1. Accuracy: The accuracy for both classifiers for `easy_ham` is higher than for `hard_ham`. It is reasonable since `easy_ham` is easier to differentiate from spam, while `hard_ham` often contains promotional content.

2. Precision: For `easy_ham`, the precision for both classifiers is quite high. It implys that most emails predictions of spam are correct, while `hard_ham` has lower precision according to confusing content.

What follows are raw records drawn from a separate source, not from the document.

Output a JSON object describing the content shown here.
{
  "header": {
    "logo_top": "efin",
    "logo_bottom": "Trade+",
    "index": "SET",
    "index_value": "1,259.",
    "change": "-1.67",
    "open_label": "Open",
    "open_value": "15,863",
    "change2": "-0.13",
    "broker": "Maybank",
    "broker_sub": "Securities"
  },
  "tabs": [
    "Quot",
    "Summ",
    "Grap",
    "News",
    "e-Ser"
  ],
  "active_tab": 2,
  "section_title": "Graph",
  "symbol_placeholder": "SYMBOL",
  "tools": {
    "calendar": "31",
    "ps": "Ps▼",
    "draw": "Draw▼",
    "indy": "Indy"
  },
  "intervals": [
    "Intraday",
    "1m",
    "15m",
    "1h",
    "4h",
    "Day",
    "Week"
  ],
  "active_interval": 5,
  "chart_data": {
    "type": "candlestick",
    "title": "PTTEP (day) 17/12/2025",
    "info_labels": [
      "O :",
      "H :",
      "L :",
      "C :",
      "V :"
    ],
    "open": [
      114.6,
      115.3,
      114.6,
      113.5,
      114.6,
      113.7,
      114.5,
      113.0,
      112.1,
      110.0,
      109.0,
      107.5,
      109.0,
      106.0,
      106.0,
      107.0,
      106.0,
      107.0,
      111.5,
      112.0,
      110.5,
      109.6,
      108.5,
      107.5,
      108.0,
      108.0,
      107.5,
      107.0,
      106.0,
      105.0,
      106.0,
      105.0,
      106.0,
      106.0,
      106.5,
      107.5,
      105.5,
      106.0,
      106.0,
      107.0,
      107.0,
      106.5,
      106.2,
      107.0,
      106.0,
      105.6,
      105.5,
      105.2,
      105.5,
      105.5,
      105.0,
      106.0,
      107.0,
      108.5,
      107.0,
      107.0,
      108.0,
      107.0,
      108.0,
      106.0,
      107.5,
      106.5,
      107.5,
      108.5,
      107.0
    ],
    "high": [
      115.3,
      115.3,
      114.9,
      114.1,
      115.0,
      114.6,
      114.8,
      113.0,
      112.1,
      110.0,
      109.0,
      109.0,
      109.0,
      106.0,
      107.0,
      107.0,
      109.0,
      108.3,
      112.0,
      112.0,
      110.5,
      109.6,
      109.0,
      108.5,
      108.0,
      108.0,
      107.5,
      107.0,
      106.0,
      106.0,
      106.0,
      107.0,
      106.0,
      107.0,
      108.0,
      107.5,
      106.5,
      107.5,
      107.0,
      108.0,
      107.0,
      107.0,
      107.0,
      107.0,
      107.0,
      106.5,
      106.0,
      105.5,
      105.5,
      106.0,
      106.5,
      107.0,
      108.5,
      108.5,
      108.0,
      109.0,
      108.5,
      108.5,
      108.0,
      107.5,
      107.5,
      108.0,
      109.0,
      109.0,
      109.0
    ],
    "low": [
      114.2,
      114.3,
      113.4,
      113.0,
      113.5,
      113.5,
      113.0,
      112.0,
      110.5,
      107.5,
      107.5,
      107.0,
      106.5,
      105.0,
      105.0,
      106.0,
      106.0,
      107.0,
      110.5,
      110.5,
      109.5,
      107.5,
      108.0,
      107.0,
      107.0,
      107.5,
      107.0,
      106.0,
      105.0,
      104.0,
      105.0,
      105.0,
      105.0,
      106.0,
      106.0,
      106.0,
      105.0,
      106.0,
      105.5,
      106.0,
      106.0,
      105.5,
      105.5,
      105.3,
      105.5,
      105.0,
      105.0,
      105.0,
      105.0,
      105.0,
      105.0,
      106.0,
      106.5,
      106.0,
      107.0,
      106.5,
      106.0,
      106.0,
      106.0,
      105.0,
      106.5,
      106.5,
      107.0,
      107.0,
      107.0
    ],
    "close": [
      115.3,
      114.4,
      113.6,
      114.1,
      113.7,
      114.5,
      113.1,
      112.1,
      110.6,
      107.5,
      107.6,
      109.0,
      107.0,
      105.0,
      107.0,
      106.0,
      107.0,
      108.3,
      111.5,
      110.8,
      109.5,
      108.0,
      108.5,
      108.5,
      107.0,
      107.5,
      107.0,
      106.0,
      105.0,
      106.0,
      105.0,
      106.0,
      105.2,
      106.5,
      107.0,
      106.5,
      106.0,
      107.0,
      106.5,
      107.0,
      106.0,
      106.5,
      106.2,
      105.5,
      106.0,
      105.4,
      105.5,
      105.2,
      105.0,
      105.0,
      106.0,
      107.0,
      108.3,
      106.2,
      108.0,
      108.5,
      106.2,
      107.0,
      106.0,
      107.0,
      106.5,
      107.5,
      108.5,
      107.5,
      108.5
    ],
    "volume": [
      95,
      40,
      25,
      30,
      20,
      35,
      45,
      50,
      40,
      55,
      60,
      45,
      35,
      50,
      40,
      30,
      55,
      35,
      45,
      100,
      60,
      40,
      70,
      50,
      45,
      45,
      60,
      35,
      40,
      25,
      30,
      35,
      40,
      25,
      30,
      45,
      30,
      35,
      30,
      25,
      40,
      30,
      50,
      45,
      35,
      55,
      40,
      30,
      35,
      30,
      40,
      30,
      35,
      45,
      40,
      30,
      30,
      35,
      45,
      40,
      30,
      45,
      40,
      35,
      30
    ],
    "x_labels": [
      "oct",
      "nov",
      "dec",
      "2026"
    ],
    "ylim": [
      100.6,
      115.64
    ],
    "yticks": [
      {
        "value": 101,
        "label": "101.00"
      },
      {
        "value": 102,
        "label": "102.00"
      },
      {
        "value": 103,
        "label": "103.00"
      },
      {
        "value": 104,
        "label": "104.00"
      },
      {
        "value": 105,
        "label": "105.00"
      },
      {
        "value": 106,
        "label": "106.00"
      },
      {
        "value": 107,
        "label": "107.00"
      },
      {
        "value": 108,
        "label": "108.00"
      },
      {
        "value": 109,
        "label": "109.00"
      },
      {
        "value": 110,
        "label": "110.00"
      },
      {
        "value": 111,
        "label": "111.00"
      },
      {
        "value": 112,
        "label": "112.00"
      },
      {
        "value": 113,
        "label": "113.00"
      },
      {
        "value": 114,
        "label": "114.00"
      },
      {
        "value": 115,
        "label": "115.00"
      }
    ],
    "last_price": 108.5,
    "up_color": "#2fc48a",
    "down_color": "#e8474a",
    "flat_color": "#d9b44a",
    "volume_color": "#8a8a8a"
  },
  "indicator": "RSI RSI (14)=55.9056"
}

3. Recall: The recall is much lower for BernoulliNB on `easy_ham`, which means it cannot distinguish the spam email in many times. On the other hand, `hard_ham` shows a higher recall for both classifiers. Overall, the recall classifier for `easy_ham` is lower than for `hard_ham`.

4. Confusion Matrix: Both classifiers have a higher value of false positives (FP) for `hard_ham` than for `easy_ham`, indicating that legitimate but promotion emails are often detected as spam by mistake. However, both classifiers have a very low false negative (FN) value, meaning that actual spam emails are almost always correctly identified.